News

DOH Continues APG Carve-Out

Published on: March 15th, 2011

From: New York State Dental Journal

The New York State Department of Health (DOH) is implementing a new methodology for Medicaid payments to Article 28 facilities. This new methodology, Ambulatory Patient Groups, or APGs, replaces the previous rate-based reimbursement methodology.

Last March, DOH announced that physicians were temporarily “carved out” of the payments made to Article 28’s. The Health Department would reimburse facilities based on the APG methodology and would also reimburse physicians who bill for professional services based on the existing Medicaid fee schedule. However, dentists who treat ambulatory patients in Article 28 facilities could no longer submit claims to DOH for Medicaid reimbursement. The department intended that professional services provided by dentists be included in the APG dental reimbursement rate to the hospital. Using the APG methodology, DOH could reimburse Article 28 facilities with one payment for each Medicaid medical or dental visit and the institution would reimburse the doctors directly.

NYSDA contacted DOH with its concerns about the impact the new methodology would have on access for patients with special treatment needs. NYSDA pointed out that most dentists do not have employment relationships with the Article 28 facilities in which they practice. As a result of the change in reimbursement, Article 28 facilities began discontinuing care for pediatric patients and those with disabilities and special medical needs who require dental treatment in operating room. This past October, DOH excluded dentists from the APG methodology, allowing both dentists and physicians to continue submitting claims to Medicaid.
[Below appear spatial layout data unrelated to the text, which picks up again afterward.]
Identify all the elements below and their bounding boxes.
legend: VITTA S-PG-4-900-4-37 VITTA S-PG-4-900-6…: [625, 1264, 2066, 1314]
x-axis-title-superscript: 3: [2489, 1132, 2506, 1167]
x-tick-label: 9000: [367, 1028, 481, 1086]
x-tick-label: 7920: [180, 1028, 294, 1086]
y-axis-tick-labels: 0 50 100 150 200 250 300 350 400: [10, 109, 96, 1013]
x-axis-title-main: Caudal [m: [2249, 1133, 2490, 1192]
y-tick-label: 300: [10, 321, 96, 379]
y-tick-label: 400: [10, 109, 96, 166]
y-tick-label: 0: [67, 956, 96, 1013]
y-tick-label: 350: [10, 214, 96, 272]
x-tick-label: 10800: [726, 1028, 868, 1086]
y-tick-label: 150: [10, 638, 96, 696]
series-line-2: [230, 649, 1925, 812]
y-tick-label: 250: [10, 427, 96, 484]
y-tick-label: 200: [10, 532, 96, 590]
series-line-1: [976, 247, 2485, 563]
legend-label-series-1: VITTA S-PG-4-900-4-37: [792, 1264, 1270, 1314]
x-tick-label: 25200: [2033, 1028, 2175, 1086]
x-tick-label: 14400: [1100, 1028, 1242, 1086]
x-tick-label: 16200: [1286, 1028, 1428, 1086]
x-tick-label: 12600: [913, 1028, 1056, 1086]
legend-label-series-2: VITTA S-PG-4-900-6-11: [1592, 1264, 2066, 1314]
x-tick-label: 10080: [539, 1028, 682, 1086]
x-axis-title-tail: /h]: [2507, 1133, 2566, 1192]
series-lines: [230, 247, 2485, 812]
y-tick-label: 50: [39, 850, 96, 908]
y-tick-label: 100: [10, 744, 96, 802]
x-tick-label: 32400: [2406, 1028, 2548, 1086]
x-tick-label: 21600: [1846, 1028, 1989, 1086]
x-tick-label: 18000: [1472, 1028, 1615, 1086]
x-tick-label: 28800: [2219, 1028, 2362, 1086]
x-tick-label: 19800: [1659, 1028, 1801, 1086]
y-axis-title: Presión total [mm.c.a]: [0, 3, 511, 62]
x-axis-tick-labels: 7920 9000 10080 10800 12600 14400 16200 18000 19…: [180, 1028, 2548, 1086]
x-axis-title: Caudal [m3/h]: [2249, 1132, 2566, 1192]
In November, DOH responded to NYSDA’s continuing concerns about access under the following policy provisions:

DOH is extending dental fee schedule billing in the OR setting at the current levels until April 1, 2011.
Beginning on April 1, dentists will continue to be able to bill directly against the fee schedule for services in the OR at a reduced rate—equivalent to 65% of the current payment. According to DOH, this new payment is “designed to be the ‘professional only’ expense for delivering facility-based service in the OR.”
DOH increased the payment for dental anesthesia significantly (to about $540 on a statewide average) beginning on Jan. 1. This additional payment will go to the hospitals and is intended to “help to better align payment to actual cost and will incentivize access to the service.” According to DOH, “hospitals have, in many cases, neglected to bill for the anesthesia using the applicable ‘D’ codes so they need to know that they can and should use those codes and that those codes will now pay a greatly enhanced rate.”
Finally, on April 1, DOH will either create a new, higher ambulatory surgery dental APG base rate or further enhance the payment for dental anesthesia.


DO
H announced its planned changes through the hospital associations and asked that NYSDA help inform dentists of changes to the Medicaid protocols. NYSDA has responded to DOH, pointing out continued concerns about the impact these changes will have on access to care because of the reduction in reimbursement these policy changes represent.